Shay is hopping up and down on the other side of the basement. “I’m still trying to calm down,” she says, when he gives her a look. “Seven million dollars.”

“I know,” he says.

“I googled and it looks like you
can
deposit a check that’s two years old, as long as the money is still in the originating bank account. Will you please stop obsessing over that bush?”

“Fern,” he says. “And, no, I won’t.”

“You could buy about twelve houses in this town with that money,” she says. “Or maybe an entire island somewhere! What are you going to do?”

Edward has the check in his back pocket. He didn’t know where to put it, so keeping it on his person seemed safest. He touches the pocket now reflexively. He imagines himself surfing next to Jax, whom he pictures looking like a longhaired movie star. They pass the check back and forth in the middle of the waves.

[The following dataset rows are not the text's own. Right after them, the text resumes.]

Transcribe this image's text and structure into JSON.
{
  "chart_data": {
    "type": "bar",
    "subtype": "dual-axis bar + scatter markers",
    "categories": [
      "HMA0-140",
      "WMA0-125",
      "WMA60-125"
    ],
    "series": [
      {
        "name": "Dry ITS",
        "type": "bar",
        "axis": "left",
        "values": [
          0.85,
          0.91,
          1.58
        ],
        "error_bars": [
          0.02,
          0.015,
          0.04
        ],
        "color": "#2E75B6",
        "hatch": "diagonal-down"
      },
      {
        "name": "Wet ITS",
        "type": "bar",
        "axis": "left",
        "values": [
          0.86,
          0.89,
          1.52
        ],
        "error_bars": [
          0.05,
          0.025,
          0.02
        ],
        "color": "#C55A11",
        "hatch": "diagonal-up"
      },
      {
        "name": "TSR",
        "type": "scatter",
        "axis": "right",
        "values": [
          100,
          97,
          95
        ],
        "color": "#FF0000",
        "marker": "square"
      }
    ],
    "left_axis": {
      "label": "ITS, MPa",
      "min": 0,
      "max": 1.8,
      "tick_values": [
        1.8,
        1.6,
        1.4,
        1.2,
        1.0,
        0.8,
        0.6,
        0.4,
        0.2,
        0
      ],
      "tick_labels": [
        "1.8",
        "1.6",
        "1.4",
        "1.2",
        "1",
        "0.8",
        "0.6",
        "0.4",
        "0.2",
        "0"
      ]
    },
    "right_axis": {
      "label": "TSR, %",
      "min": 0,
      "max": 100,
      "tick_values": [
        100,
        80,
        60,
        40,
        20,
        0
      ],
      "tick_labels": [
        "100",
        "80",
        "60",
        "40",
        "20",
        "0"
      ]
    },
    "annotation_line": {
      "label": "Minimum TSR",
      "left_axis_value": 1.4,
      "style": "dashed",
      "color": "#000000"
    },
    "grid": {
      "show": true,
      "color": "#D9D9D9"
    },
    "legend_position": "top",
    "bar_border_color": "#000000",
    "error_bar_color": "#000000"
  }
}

“I can’t deal with it now.”

“I know. You can’t deal with anything until you finish the letters.” Shay sounds exasperated, and out of breath from the jumping.

“That’s right.” Edward presses the soil with his finger. He wonders if the plant knows it’s in a new location and is confused. He wonders if it misses Principal Arundhi.

Shay stays for dinner that night, and when they slide into their seats in front of plates of pork chops, broccoli, and mashed potatoes, Edward says, “I guess I should tell you guys that I’m eating vegan now.”

Lacey wrinkles her nose, as if he’s said a word she’s never heard before. “Vegan?”

Shay says, “I’ll eat his pork chop and his mashed potatoes, if you made them with milk. Don’t worry, nothing will go to waste.”

“Why the change?” John says.

Edward tells the truth. “I’m doing it for my brother.” He pauses, and it occurs to him that his aunt and uncle probably hadn’t been up to date on his brother’s eating habits. He says, “Jordan became vegan a few weeks before he died.”